Un jugement symbolique car le prélat incarne depuis trois ans en France la crise de l'Eglise face à la pédophilie.
La procureure n'avait pas requis de peine contre lui. Mais le
tribunal en a décidé autrement. Le cardinal Barbarin a été condamné ce
jeudi 7 mars par le tribunal correctionnel de Lyon à 6 mois de prison
avec sursis pour la non-dénonciation des agressions pédophiles d'un
prêtre de son diocèse.
En l'absence du cardinal, la présidente du tribunal Brigitte Vernay
l'a "déclaré coupable de non-dénonciation de mauvais traitements" envers
un mineur entre 2014 et 2015.
L'un des plaignants a salué "une grande victoire pour la protection de l'enfance". Les avocats de Mgr Barbarin ont toutefois d'ores et déjà annoncé qu'ils feront appel de sa condamnation.
Le cardinal Barbarin a annoncé peu de temps après le jugement qu'il allait remettre sa
démission au pape. "J'ai décidé d'aller voir le Saint-Père pour lui
remettre ma démission. Il me recevra dans quelques jours", a indiqué
devant la presse l'archevêque de Lyon après avoir dit "prendre acte de
la décision du tribunal". "Indépendamment de mon sort personnel, je
tiens à redire toute ma compassion pour les victimes", a-t-il ajouté.
Un procès symbolique
L'audience, qui s'était tenue début janvier,
avait marqué les esprits, tant le prélat incarne, depuis trois ans en
France, la crise de l'Eglise face à la pédophilie, qui vient de faire
l'objet d'un sommet inédit de la hiérarchie catholique au Vatican.

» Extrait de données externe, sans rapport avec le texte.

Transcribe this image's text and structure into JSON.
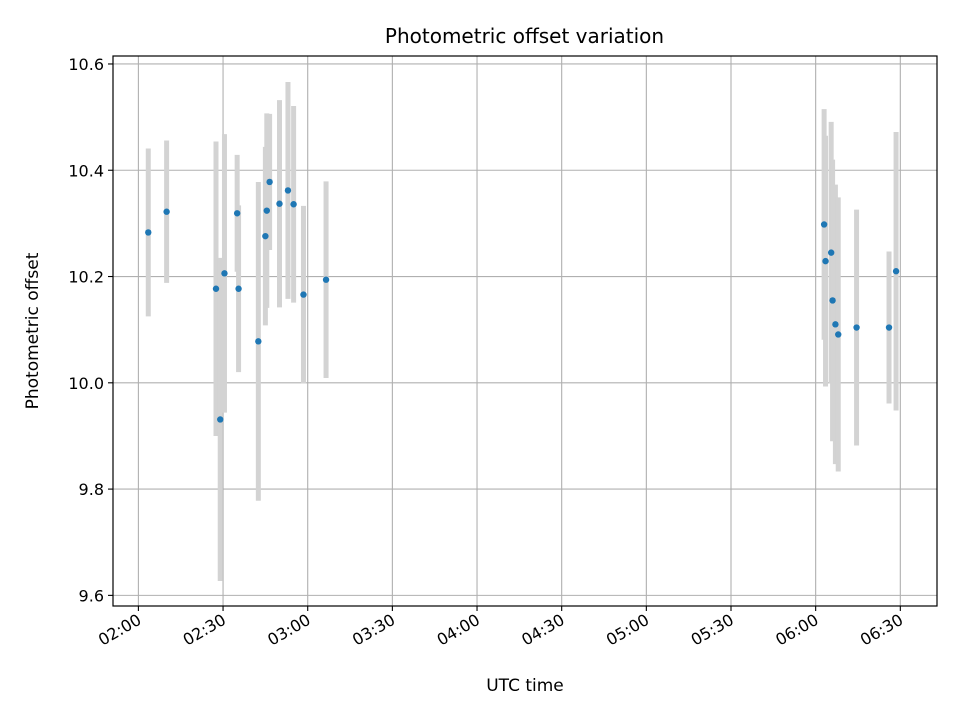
{
  "chart_data": {
    "type": "scatter",
    "title": "Photometric offset variation",
    "xlabel": "UTC time",
    "ylabel": "Photometric offset",
    "x_axis_type": "time",
    "xlim": [
      "01:51",
      "06:43"
    ],
    "ylim": [
      9.58,
      10.615
    ],
    "grid": true,
    "x_ticks": [
      "02:00",
      "02:30",
      "03:00",
      "03:30",
      "04:00",
      "04:30",
      "05:00",
      "05:30",
      "06:00",
      "06:30"
    ],
    "y_ticks": [
      "9.6",
      "9.8",
      "10.0",
      "10.2",
      "10.4",
      "10.6"
    ],
    "point_color": "#1f77b4",
    "errorbar_color": "#d3d3d3",
    "series": [
      {
        "points": [
          {
            "t": "02:03:30",
            "y": 10.283,
            "err": 0.158
          },
          {
            "t": "02:10:00",
            "y": 10.322,
            "err": 0.134
          },
          {
            "t": "02:27:30",
            "y": 10.177,
            "err": 0.277
          },
          {
            "t": "02:29:00",
            "y": 9.931,
            "err": 0.304
          },
          {
            "t": "02:30:30",
            "y": 10.206,
            "err": 0.262
          },
          {
            "t": "02:35:00",
            "y": 10.319,
            "err": 0.11
          },
          {
            "t": "02:35:30",
            "y": 10.177,
            "err": 0.157
          },
          {
            "t": "02:42:30",
            "y": 10.078,
            "err": 0.3
          },
          {
            "t": "02:45:00",
            "y": 10.276,
            "err": 0.168
          },
          {
            "t": "02:45:30",
            "y": 10.324,
            "err": 0.183
          },
          {
            "t": "02:46:30",
            "y": 10.378,
            "err": 0.128
          },
          {
            "t": "02:50:00",
            "y": 10.337,
            "err": 0.195
          },
          {
            "t": "02:53:00",
            "y": 10.362,
            "err": 0.204
          },
          {
            "t": "02:55:00",
            "y": 10.336,
            "err": 0.185
          },
          {
            "t": "02:58:30",
            "y": 10.166,
            "err": 0.167
          },
          {
            "t": "03:06:30",
            "y": 10.194,
            "err": 0.185
          },
          {
            "t": "06:03:00",
            "y": 10.298,
            "err": 0.217
          },
          {
            "t": "06:03:30",
            "y": 10.229,
            "err": 0.236
          },
          {
            "t": "06:05:30",
            "y": 10.245,
            "err": 0.246
          },
          {
            "t": "06:06:00",
            "y": 10.155,
            "err": 0.265
          },
          {
            "t": "06:07:00",
            "y": 10.11,
            "err": 0.263
          },
          {
            "t": "06:08:00",
            "y": 10.091,
            "err": 0.258
          },
          {
            "t": "06:14:30",
            "y": 10.104,
            "err": 0.222
          },
          {
            "t": "06:26:00",
            "y": 10.104,
            "err": 0.143
          },
          {
            "t": "06:28:30",
            "y": 10.21,
            "err": 0.262
          }
        ]
      }
    ]
  }
}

A l'issue des débats, la procureure Charlotte Trabut n'avait pourtant
pas requis de peine à l'encontre de l'archevêque, ni des cinq anciens
membres du diocèse poursuivis avec lui, tout en assurant de son
impartialité : "Le ministère public ne s'oppose pas aux parties civiles,
pas plus qu'il ne soutient mordicus les prévenus."
Une position délicate à tenir après les témoignages, crus et
poignants, livrés à la barre par d'anciens scouts à l'origine de
l'affaire. Mais un avis conforme à celui du parquet, qui avait classé
sans suite une première enquête en 2016.
"Je n'ai jamais cherché à cacher"
Conduit de main de maître il y a deux mois par la présidente de la
17e chambre correctionnelle Brigitte Vernay, le procès avait été à la
hauteur des enjeux. Et une épreuve pour les mis en cause, à commencer
par Mgr Barbarin, traité de "menteur" par un avocat des parties civiles.
"Je n'ai jamais cherché à cacher, encore moins à couvrir ces faits
horribles", avait assuré au tribunal le prélat de 68 ans, expliquant
n'avoir appris les agressions reprochées au père Preynat qu'en 2014,
quand une victime se confia à lui. Pour Me Jean Boudot cependant, le
cardinal était au courant depuis 2010 au moins, date à laquelle il
s'était entretenu avec le prêtre sur les "rumeurs" qui couraient à son
sujet.
Soutenus par l'association de victimes "La Parole libérée", neuf
hommes avaient accusé le père Bernard Preynat d'avoir abusé d'eux – des
faits pour lesquels ce dernier n'a pas encore été jugé – avant de porter
plainte contre ceux qui n'ont rien dit des agissements du prêtre.
"Grande victoire pour la protection de l'enfance"
Faute de poursuites, ils avaient lancé en 2017 une procédure de
citation directe devant le tribunal, qui leur garantissait un procès
pour la première fois depuis la révélation de l'affaire fin 2015.
Cette condamnation est "une grande victoire pour la protection de
l'enfance", a estimé jeudi l'un des plaignants, Francois Devaux,
président de La Parole libérée.
"Cette victoire envoie un signal très fort à beaucoup de victimes et leur permet de comprendre qu'elles sont entendues, écoutées et reconnues", a ajouté le cofondateur de l'association de victimes, estimant qu'il s'agissait de "l'aboutissement d'un long parcours pour qu'émerge une prise de conscience".